Round Robin Arbiter | Architecture and SystemVerilog RTL Code

Updated: May 16, 2024

If you have gone through my fixed priority arbiter article, you must have noticed one biggest drawback of that design. The presence of static priority for the blocks (requestor) means that in some conditions it is possible that a block having low priority might not get serviced at all. This is called starvation, and it might be ok in some designs, but in some designs, we might need to avoid that. One way to avoid it is by rotating the priority. Once a requesting block gets serviced, the highest priority is given to the next block. When that block gets serviced, highest priority is given to the next block, and the cycle goes on in a round-robin fashion. That is why this arbiter is called a Round Robin Arbiter and it is used to avoid starvation in a design. The maximum amount of time a requestor must wait depends on the number of requestors in this design.

There are various designs for a Round Robin Arbiter. This paper from Matt Weber is my go-to article whenever someone askes me for a good resource on Arbiters. I will try to explain the designs for round-robin arbiter mentioned in the paper.

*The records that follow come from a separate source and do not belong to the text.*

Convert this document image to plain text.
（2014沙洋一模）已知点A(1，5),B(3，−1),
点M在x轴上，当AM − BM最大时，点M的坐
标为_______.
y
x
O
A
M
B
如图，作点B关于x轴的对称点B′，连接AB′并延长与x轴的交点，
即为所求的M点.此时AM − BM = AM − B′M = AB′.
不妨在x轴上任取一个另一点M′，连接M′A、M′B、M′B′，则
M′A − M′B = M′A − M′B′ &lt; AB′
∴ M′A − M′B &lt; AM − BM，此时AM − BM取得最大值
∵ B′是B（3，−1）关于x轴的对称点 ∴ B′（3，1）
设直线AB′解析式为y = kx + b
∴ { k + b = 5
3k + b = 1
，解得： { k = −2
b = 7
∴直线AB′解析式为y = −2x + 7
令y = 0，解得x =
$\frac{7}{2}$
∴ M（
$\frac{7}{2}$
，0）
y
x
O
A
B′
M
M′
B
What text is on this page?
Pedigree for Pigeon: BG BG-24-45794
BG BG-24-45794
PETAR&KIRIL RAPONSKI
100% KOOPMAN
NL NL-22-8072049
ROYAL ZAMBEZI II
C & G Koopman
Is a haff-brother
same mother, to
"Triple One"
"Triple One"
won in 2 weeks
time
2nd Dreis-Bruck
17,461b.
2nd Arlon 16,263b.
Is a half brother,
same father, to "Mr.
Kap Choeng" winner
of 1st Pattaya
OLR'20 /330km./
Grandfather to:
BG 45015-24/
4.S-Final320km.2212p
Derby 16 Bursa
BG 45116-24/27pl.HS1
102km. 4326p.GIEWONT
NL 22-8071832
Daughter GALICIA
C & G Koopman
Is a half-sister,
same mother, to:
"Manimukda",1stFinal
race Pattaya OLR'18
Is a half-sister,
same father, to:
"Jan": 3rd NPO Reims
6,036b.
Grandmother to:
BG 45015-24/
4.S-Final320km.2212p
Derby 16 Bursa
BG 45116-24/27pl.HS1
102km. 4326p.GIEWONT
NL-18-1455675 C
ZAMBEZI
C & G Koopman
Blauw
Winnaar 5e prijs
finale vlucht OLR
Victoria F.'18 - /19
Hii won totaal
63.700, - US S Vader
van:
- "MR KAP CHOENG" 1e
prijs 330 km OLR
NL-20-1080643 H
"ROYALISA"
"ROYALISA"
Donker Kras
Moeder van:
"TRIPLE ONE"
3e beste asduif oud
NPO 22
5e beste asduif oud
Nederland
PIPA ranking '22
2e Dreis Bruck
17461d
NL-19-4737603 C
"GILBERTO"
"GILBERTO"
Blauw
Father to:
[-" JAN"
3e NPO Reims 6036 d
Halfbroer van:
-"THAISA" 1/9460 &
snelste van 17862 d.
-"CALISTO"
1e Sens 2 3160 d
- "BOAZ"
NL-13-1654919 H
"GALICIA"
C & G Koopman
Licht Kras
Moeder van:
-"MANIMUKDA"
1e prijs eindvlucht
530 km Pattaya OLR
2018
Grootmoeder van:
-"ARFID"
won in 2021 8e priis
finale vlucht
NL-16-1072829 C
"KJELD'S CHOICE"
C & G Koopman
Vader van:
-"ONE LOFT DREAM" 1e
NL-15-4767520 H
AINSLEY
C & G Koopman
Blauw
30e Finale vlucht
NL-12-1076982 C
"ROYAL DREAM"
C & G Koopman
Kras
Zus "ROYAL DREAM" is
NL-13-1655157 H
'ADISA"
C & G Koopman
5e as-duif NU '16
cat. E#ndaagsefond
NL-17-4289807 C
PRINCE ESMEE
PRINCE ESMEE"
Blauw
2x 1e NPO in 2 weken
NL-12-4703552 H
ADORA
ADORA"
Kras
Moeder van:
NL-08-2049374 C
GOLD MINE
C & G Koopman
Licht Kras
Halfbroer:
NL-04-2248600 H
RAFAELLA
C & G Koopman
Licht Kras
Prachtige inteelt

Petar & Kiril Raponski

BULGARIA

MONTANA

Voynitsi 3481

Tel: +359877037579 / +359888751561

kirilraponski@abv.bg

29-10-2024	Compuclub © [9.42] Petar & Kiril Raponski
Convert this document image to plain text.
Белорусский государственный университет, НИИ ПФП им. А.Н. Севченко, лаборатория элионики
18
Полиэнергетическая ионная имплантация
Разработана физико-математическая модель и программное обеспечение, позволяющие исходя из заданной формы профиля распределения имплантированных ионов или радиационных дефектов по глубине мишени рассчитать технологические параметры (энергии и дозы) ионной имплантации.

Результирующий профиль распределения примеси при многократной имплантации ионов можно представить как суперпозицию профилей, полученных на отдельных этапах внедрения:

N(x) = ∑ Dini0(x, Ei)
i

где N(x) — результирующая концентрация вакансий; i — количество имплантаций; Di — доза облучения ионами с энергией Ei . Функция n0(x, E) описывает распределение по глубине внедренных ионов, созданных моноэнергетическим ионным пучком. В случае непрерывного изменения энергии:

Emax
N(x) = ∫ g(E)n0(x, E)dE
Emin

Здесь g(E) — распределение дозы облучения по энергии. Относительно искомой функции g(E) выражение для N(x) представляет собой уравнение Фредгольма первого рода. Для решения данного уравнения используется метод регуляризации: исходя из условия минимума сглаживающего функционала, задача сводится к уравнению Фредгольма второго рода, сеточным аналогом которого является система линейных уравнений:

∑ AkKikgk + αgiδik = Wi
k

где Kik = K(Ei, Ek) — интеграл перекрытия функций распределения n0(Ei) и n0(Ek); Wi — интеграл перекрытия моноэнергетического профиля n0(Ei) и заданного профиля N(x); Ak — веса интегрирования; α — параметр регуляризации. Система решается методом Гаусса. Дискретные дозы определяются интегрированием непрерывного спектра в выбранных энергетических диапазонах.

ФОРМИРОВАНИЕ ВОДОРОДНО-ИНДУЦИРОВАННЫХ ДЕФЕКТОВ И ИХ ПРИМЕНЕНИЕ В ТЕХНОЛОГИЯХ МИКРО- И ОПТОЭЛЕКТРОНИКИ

Check out this code below:

always_comb begin
	case (pointer_reg)
		2'b00 :
			if (req[0]) grant = 4'b0001;
			else if (req[1]) grant = 4'b0010;
			else if (req[2]) grant = 4'b0100;
			else if (req[3]) grant = 4'b1000;
			else grant = 4'b0000;
		2'b01 :
			if (req[1]) grant = 4'b0010;
			else if (req[2]) grant = 4'b0100;
			else if (req[3]) grant = 4'b1000;
			else if (req[0]) grant = 4'b0001;
			else grant = 4'b0000;
      		2'b10 :
			if (req[2]) grant = 4'b0100;
			else if (req[3]) grant = 4'b1000;
			else if (req[0]) grant = 4'b0001;
			else if (req[1]) grant = 4'b0010;
			else grant = 4'b0000;
		2'b11 :
			if (req[3]) grant = 4'b1000;
			else if (req[0]) grant = 4'b0001;
			else if (req[1]) grant = 4'b0010;
			else if (req[2]) grant = 4'b0100;
			else grant = 4'b0000;
	endcase // case(req)
end

This code is for a RR Arbiter having a 4-bit request bus. In the case statement, we are rotating the priority every time a requestor gets serviced (notice the first if condition in all the 4 cases). The priority is rotated according to the variable pointer_reg, and pointer_reg changes whenever a requestor gets serviced. For example, if block number 0 is serviced, the highest priority will then be block number 1. When block number 1 is serviced, the highest priority will be given to block number 2. With this explanation, we can come up with the logic for evaluating pointer_reg value as follows:

logic [1:0] pointer_req, next_pointer_req;
  
  always @(posedge clock) begin
    if (reset) pointer_req <= '0;
    else       pointer_req <= next_pointer_req;
  end
  
  always_comb begin
    assign next_pointer_req = 2'b00;
    casez (gnt)
      4'b0001: next_pointer_req = 2'b01;
      4'b0010: next_pointer_req = 2'b10;
      4'b0100: next_pointer_req = 2'b11;
      4'b1000: next_pointer_req = 2'b00;
    endcase
  end

Just like fixed priority arbiter, this design is not scalable. The code for higher number of input requests will be tedious to write and error-prone. There are other designs mentioned in the paper that are scalable and quite easy to parameterize.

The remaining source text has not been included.